A scanso di equivoci, vale per tutto e per tutti la presa di posizione – chiarissima ed inequivocabile – dell’Unione Camere Penali italiane, da sottoscrivere perfino nelle virgole. E come cantava il buon vecchio Califano, tutto il resto è noia.

LA RAGIONEVOLEZZA CLANDESTINA

Immaginare che il dibattito, sulla abolizione del reato di immigrazione clandestina, non avrebbe risentito di posizioni ideologiche e sarebbe stato sobriamente fondato su elementi oggettivi e ragioni di diritto, si è mostrato speranza vana.

Il ricorso alle pur giustificate paure, alle emergenze e al diritto penale simbolico ha preso, come al solito, il sopravvento sulla razionalità.

Il Ministro Alfano ha dichiarato che, pur se si sono “levate voci molto autorevoli e rispettabili che affermano ragioni tecnicamente valide a sostegno di una abrogazione” del reato, sarebbe sbagliato farlo per “evitare di trasmettere all’opinione pubblica dei messaggi che sarebbero negativi per la percezione della sicurezza”.

Qualcuno ha persino demagogicamente invitato le donne parlamentari a battersi per il mantenimento della norma, per evitare il ripetersi di fatti come quelli avvenuti in Germania.

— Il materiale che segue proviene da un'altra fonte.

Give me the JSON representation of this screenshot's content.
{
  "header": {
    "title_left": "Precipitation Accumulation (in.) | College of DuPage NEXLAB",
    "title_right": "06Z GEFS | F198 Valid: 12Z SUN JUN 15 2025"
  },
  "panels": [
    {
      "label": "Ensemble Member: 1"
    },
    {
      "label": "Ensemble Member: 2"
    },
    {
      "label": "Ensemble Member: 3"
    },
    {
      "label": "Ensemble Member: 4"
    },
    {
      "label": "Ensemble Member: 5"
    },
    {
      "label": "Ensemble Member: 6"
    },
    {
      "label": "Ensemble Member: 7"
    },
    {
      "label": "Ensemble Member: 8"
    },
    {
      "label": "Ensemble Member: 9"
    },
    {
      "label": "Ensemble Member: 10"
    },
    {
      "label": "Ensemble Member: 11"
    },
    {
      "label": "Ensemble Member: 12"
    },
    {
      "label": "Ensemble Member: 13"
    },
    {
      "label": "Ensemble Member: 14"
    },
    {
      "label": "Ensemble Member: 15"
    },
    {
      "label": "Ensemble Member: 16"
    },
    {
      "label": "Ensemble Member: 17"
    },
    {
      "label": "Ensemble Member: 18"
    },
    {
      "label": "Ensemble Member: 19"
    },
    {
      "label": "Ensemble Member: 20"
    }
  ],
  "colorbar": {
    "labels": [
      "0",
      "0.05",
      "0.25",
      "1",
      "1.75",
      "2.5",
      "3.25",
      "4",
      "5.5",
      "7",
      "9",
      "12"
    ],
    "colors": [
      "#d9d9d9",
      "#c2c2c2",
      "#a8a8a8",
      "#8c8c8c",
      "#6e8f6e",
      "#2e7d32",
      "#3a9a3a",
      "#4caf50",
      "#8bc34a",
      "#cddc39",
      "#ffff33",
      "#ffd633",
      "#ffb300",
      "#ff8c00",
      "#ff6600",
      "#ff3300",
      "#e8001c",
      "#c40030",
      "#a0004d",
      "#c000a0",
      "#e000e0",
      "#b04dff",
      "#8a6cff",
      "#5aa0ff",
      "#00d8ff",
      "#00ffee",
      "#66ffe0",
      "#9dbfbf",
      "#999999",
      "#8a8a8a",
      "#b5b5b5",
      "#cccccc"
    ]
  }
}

Eppure è del tutto evidente che, se i messaggi fossero stati corretti, nessuno si sarebbe preoccupato per l’abolizione di una contravvenzione che prevede la pena di un’ammenda variabile da € 5.000,00 a € 10.000,00, che nessun immigrato clandestino è mai stato e sarà mai in grado di pagare.

Se si rammentasse, poi, che questo reato non ha avuto alcun effetto deterrente sul triste e complesso fenomeno della immigrazione, e che la eventuale abolizione non eliminerebbe la possibilità di espellere i clandestini, l’opinione pubblica, che è meno disattenta di quanto si voglia far credere, comprenderebbe facilmente che cancellare questo inutile reato, ingiusto e illiberale, non minerebbe la sicurezza di nessuno.

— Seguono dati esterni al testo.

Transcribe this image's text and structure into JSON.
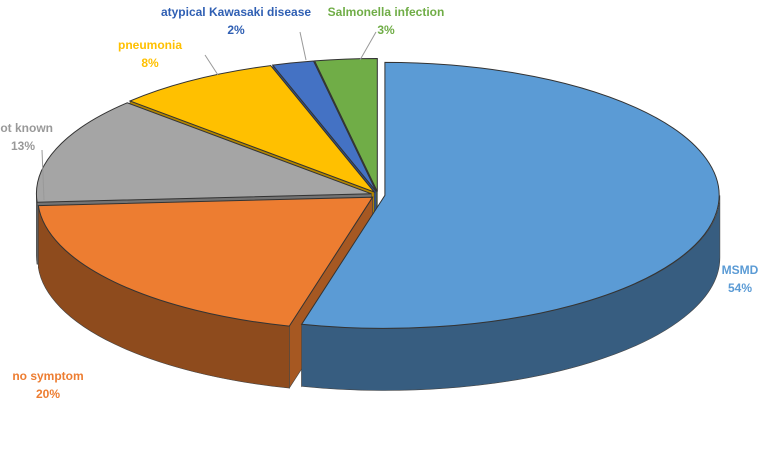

Appare, in proposito, importante contrastare ogni tentazione di favorire nell’opinione pubblica sentimenti che confondono e sovrappongono la figura dello straniero clandestino con quella del nemico, o perché identificato come soggetto potenzialmente incline a delinquere, o ancor peggio, dopo i gravi fatti accaduti in Francia, tout court come possibile terrorista.

Come è stato ricordato anche dalla ANM, l’unico risultato conseguito dalla norma è stato quello di ingolfare gli Uffici Giudiziari, e magari rendere più difficile l’accertamento delle ben più gravi  responsabilità di coloro che organizzano ed effettuano la tratta dei clandestini.

Queste motivazioni sono razionali e condivisibili e si fondano su una visione pragmatica e economicistica che non può essere però l’unica.

Il dibattito in corso ci induce, infatti, ancora una volta a riflettere sui limiti della contesa che ogni volta si apre nel nostro Paese sulle questioni della giustizia, osservando come oramai, sia da una parte che dall’altra, si ragioni collocando il problema esclusivamente sui binari dell’utilità/inutilità mediatica o su quello dell’efficienza/inefficienza del sistema, dimenticando che non solo ragione e diritto, ma la nostra stessa Costituzione, esigono che una condotta per essere reato sia effettivamente offensiva e non rispecchi esclusivamente un astratto giudizio di valore, un rimprovero per una mera condizione soggettiva.

Ed è per questa ragione che la risposta di coloro che, al fine di superare l’obiezione della irrilevanza dell’illecito, vorrebbero innalzare il livello sanzionatorio del reato di immigrazione clandestina, dimostra come la discussione rischi di allontanarsi definitivamente da ogni criterio di proporzione e di razionalità, e come diritto penale e processo rischino di divenire esclusivamente i luoghi di una contesa irreale, giocata al rialzo, che non ha più alcun riferimento con i criteri oggettivi della Giustizia.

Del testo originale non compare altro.